In this post, I'm going to demonstrate very simple linear regression problem with both OLS and bayesian approach. We will use [PyMC3 package](https://docs.pymc.io/). PyMC3 is a Python package for Bayesian statistical modeling and probabilistic machine learning.

###Import basic modules

In [1]:
import numpy as np
import matplotlib.pyplot as plt
import pandas as pd
import seaborn as sns


### Generate linear artificial data

In [None]:
rng = np.random.RandomState(1)
x = 10 * rng.rand(50)
y = 2 * x - 5 + 2*rng.randn(50)
x = x.reshape(-1, 1)
y = y.reshape(-1, 1)

plt.scatter(x, y)

In [None]:
# If you want to install pymc3 in Anaconda, check this: https://anaconda.org/conda-forge/pymc3
# conda install -c conda-forge pymc3
! pip install pymc3

### Create PyMC3 model

In [5]:
import pymc3 as pm
print('Running on the PyMC3 v{}'.format(pm.__version__))
basic_model =  pm.Model()

Running on the PyMC3 v3.11.5


### Define model parameters

Context is created for defining model parameters using `with` statement.
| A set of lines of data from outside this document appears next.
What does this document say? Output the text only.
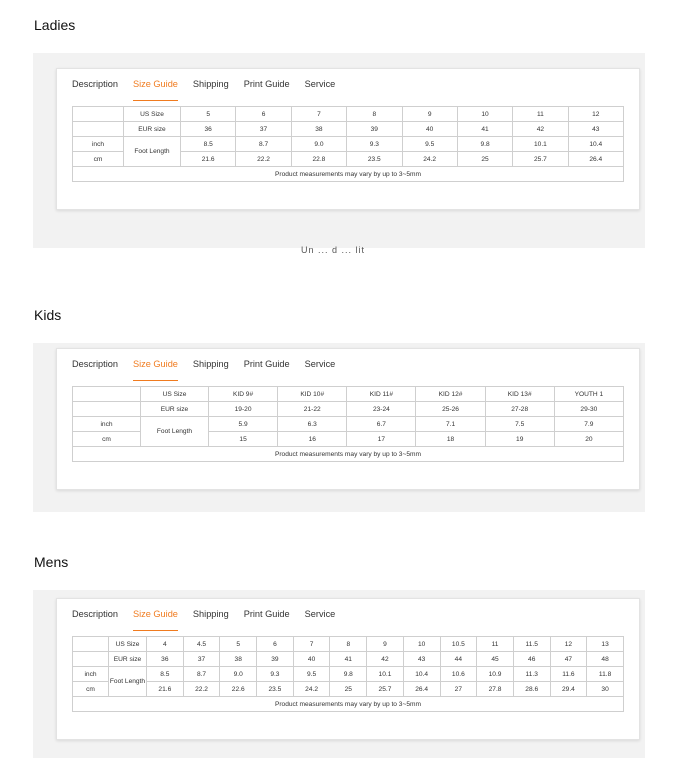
Ladies
Description Size Guide Shipping Print Guide Service
	US Size	5	6	7	8	9	10	11	12
	EUR size	36	37	38	39	40	41	42	43
inch	Foot Length	8.5	8.7	9.0	9.3	9.5	9.8	10.1	10.4
cm		21.6	22.2	22.8	23.5	24.2	25	25.7	26.4
Product measurements may vary by up to 3~5mm									
Un ... d ... lit
Kids
Description Size Guide Shipping Print Guide Service
	US Size	KID 9#	KID 10#	KID 11#	KID 12#	KID 13#	YOUTH 1
	EUR size	19-20	21-22	23-24	25-26	27-28	29-30
inch	Foot Length	5.9	6.3	6.7	7.1	7.5	7.9
cm		15	16	17	18	19	20
Product measurements may vary by up to 3~5mm							
Mens
Description Size Guide Shipping Print Guide Service
	US Size	4	4.5	5	6	7	8	9	10	10.5	11	11.5	12	13
	EUR size	36	37	38	39	40	41	42	43	44	45	46	47	48
inch	Foot Length	8.5	8.7	9.0	9.3	9.5	9.8	10.1	10.4	10.6	10.9	11.3	11.6	11.8
cm		21.6	22.2	22.6	23.5	24.2	25	25.7	26.4	27	27.8	28.6	29.4	30
Product measurements may vary by up to 3~5mm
Using context makes it easy to assign parameters to model.

Distributions for  $ \alpha\ $  , $ \beta\ $ and $ \epsilon\ $ are defined. $ \mu\ $ is a deterministic variable which calculated using line equation.

`Ylikelihood` is a likelihood parameter which is defined ny Normal distribution with $ \mu\ $ and $ \sigma\ $. Observed values are also passed along with distribution.

In [6]:
with basic_model as bm:

    #Priors
    alpha = pm.Normal('alpha', mu=0, sd=10)
    beta = pm.Normal('beta', mu=0, sd=10)
    sigma = pm.HalfNormal('sigma', sd=1)

    # Deterministics
    mu = alpha + beta*x
    
    # Likelihood 
    Ylikelihood = pm.Normal('Ylikelihood', mu=mu, sd=sigma, observed=y)
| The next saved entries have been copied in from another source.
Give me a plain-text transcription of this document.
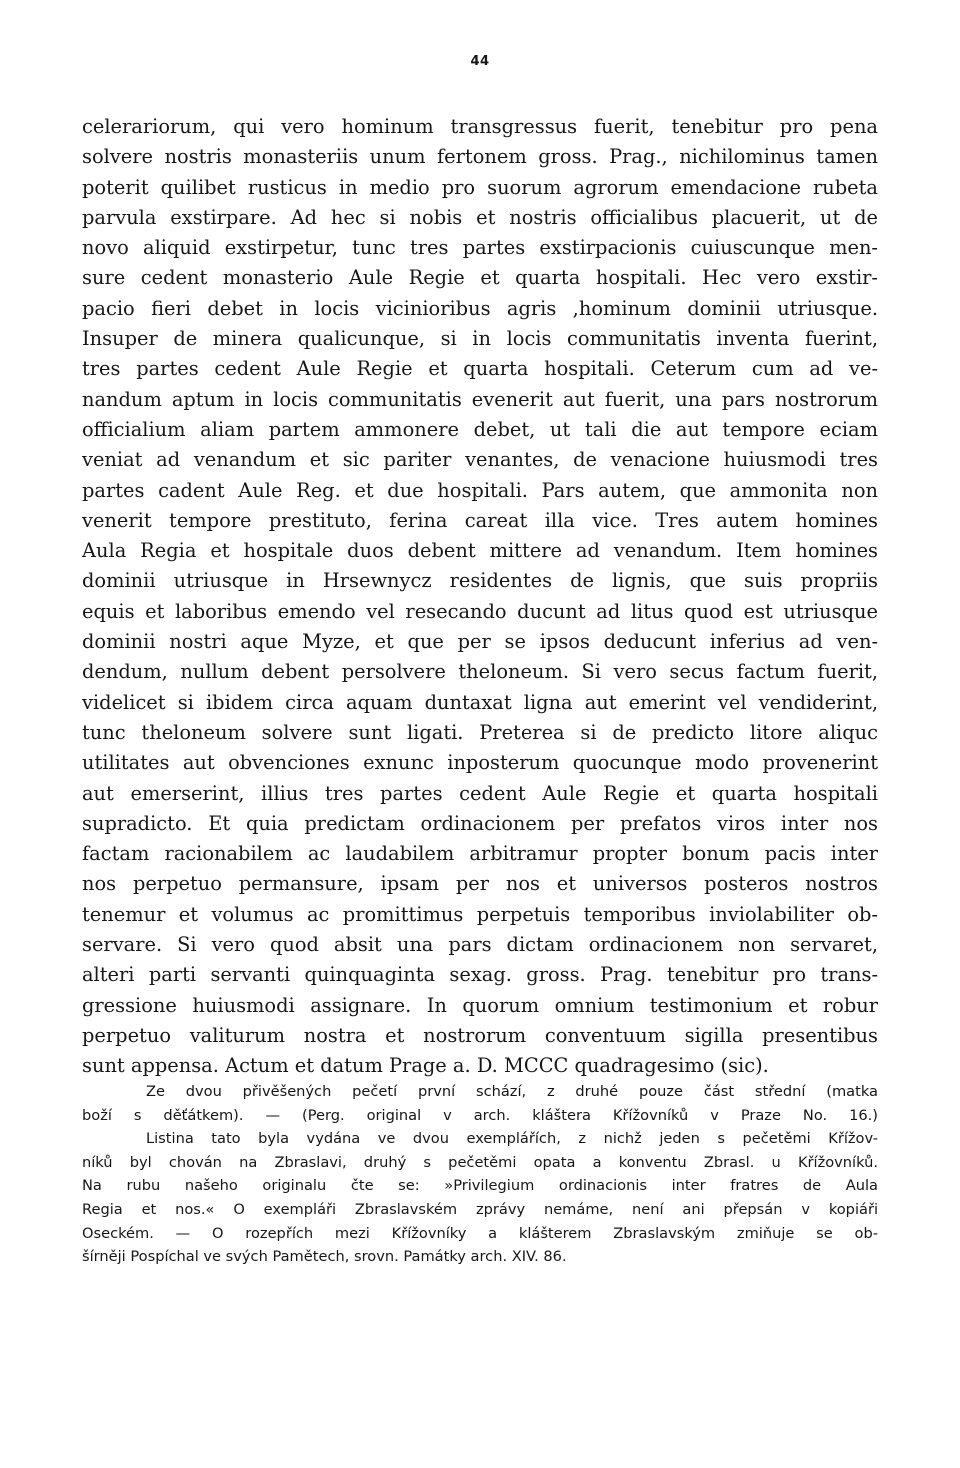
44
celerariorum, qui vero hominum transgressus fuerit, tenebitur pro pena
solvere nostris monasteriis unum fertonem gross. Prag., nichilominus tamen
poterit quilibet rusticus in medio pro suorum agrorum emendacione rubeta
parvula exstirpare. Ad hec si nobis et nostris officialibus placuerit, ut de
novo aliquid exstirpetur, tunc tres partes exstirpacionis cuiuscunque men-
sure cedent monasterio Aule Regie et quarta hospitali. Hec vero exstir-
pacio fieri debet in locis vicinioribus agris ,hominum dominii utriusque.
Insuper de minera qualicunque, si in locis communitatis inventa fuerint,
tres partes cedent Aule Regie et quarta hospitali. Ceterum cum ad ve-
nandum aptum in locis communitatis evenerit aut fuerit, una pars nostrorum
officialium aliam partem ammonere debet, ut tali die aut tempore eciam
veniat ad venandum et sic pariter venantes, de venacione huiusmodi tres
partes cadent Aule Reg. et due hospitali. Pars autem, que ammonita non
venerit tempore prestituto, ferina careat illa vice. Tres autem homines
Aula Regia et hospitale duos debent mittere ad venandum. Item homines
dominii utriusque in Hrsewnycz residentes de lignis, que suis propriis
equis et laboribus emendo vel resecando ducunt ad litus quod est utriusque
dominii nostri aque Myze, et que per se ipsos deducunt inferius ad ven-
dendum, nullum debent persolvere theloneum. Si vero secus factum fuerit,
videlicet si ibidem circa aquam duntaxat ligna aut emerint vel vendiderint,
tunc theloneum solvere sunt ligati. Preterea si de predicto litore aliquc
utilitates aut obvenciones exnunc inposterum quocunque modo provenerint
aut emerserint, illius tres partes cedent Aule Regie et quarta hospitali
supradicto. Et quia predictam ordinacionem per prefatos viros inter nos
factam racionabilem ac laudabilem arbitramur propter bonum pacis inter
nos perpetuo permansure, ipsam per nos et universos posteros nostros
tenemur et volumus ac promittimus perpetuis temporibus inviolabiliter ob-
servare. Si vero quod absit una pars dictam ordinacionem non servaret,
alteri parti servanti quinquaginta sexag. gross. Prag. tenebitur pro trans-
gressione huiusmodi assignare. In quorum omnium testimonium et robur
perpetuo valiturum nostra et nostrorum conventuum sigilla presentibus
sunt appensa. Actum et datum Prage a. D. MCCC quadragesimo (sic).
Ze dvou přivěšených pečetí první schází, z druhé pouze část střední (matka
boží s děťátkem). — (Perg. original v arch. kláštera Křížovníků v Praze No. 16.)
Listina tato byla vydána ve dvou exemplářích, z nichž jeden s pečetěmi Křížov-
níků byl chován na Zbraslavi, druhý s pečetěmi opata a konventu Zbrasl. u Křížovníků.
Na rubu našeho originalu čte se: »Privilegium ordinacionis inter fratres de Aula
Regia et nos.« O exempláři Zbraslavském zprávy nemáme, není ani přepsán v kopiáři
Oseckém. — O rozepřích mezi Křížovníky a klášterem Zbraslavským zmiňuje se ob-
šírněji Pospíchal ve svých Pamětech, srovn. Památky arch. XIV. 86.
### Sampling from posterior

As model is defined completely, now we can sample from posterior. PyMC3 automatically chooses appropriate model depending on the type of data. In our case of continuous data, NUTS is used.

In [None]:
 trace = pm.sample(draws=2000,model=bm)

### Trace summary and plots
Traceplots plots samples histograms and values.

In [None]:
pm.traceplot(trace)

In [None]:
print(pm.summary(trace).round(2))

### Checking autocorrelation

Bar plot of the autocorrelation function for a trace can be plotted using [pymc3.plots.autocorrplot](https://docs.pymc.io/api/plots.html).

Autocorrelation dictates the amount of time you have to wait for convergence. If autocorrelation is high, you will have to use a longer burn-in. Low autocorrelation means good exploration.


In [None]:
pm.autocorrplot(trace)

### Comparing parameters with Simple Linear Regression (OLS)
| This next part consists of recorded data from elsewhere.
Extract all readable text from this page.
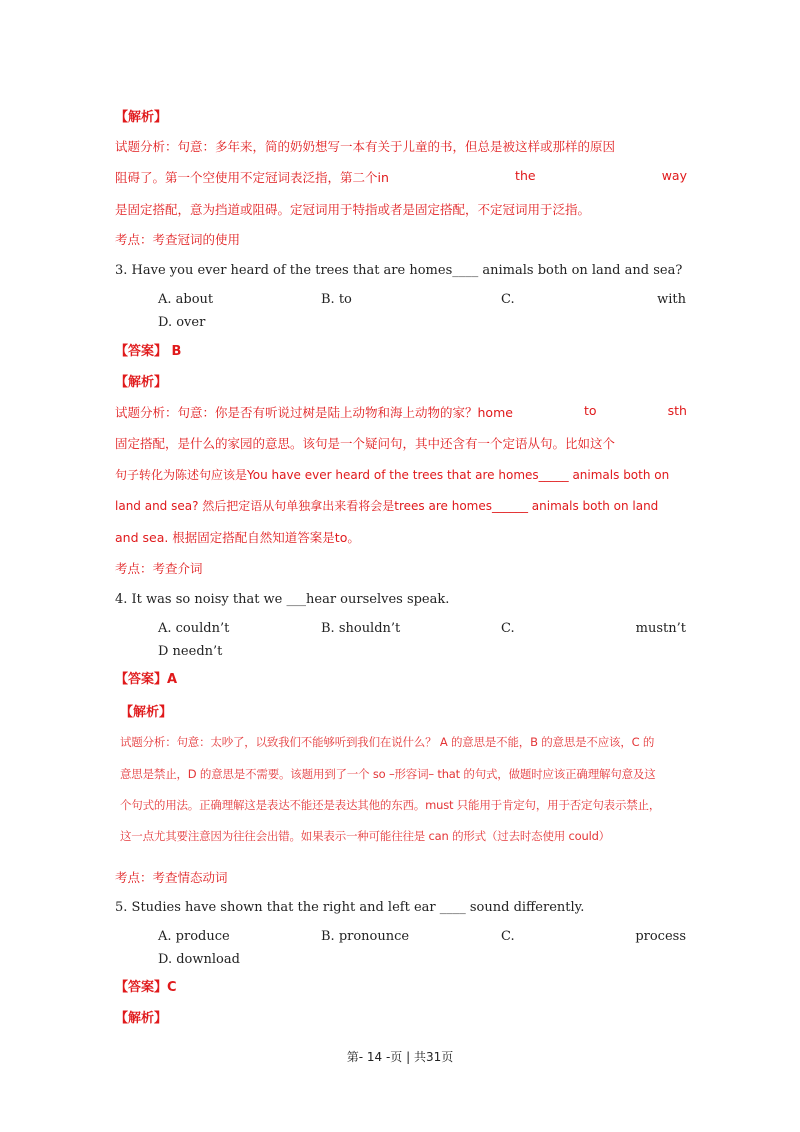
【解析】
试题分析：句意：多年来，简的奶奶想写一本有关于儿童的书，但总是被这样或那样的原因
阻碍了。第一个空使用不定冠词表泛指，第二个in	the	way
是固定搭配，意为挡道或阻碍。定冠词用于特指或者是固定搭配，不定冠词用于泛指。
考点：考查冠词的使用
3. Have you ever heard of the trees that are homes____ animals both on land and sea?
A. about	B. to	C.	with
D. over
【答案】 B
【解析】
试题分析：句意：你是否有听说过树是陆上动物和海上动物的家？home	to	sth
固定搭配，是什么的家园的意思。该句是一个疑问句，其中还含有一个定语从句。比如这个
句子转化为陈述句应该是You have ever heard of the trees that are homes_____ animals both on
land and sea? 然后把定语从句单独拿出来看将会是trees are homes______ animals both on land
and sea. 根据固定搭配自然知道答案是to。
考点：考查介词
4. It was so noisy that we ___hear ourselves speak.
A. couldn’t	B. shouldn’t	C.	mustn’t
D needn’t
【答案】A
【解析】
试题分析：句意：太吵了，以致我们不能够听到我们在说什么？ A 的意思是不能，B 的意思是不应该，C 的
意思是禁止，D 的意思是不需要。该题用到了一个 so –形容词– that 的句式，做题时应该正确理解句意及这
个句式的用法。正确理解这是表达不能还是表达其他的东西。must 只能用于肯定句，用于否定句表示禁止，
这一点尤其要注意因为往往会出错。如果表示一种可能往往是 can 的形式（过去时态使用 could）
考点：考查情态动词
5. Studies have shown that the right and left ear ____ sound differently.
A. produce	B. pronounce	C.	process
D. download
【答案】C
【解析】
第- 14 -页 | 共31页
Parameters can be cross checked using Simple Linear Regression.

In [None]:

from sklearn.linear_model import LinearRegression
lm = LinearRegression()
ypred =  lm.fit(x,y).predict(x)
plt.scatter(x,y)
plt.plot(x,ypred)
legend_title = 'Simple Linear Regression\n {} + {}*x'.format(round(lm.intercept_[0],2),round(lm.coef_[0][0],2))
legend = plt.legend(loc='upper left', frameon=False, title=legend_title)
plt.title("Simple Linear Regression")
plt.show()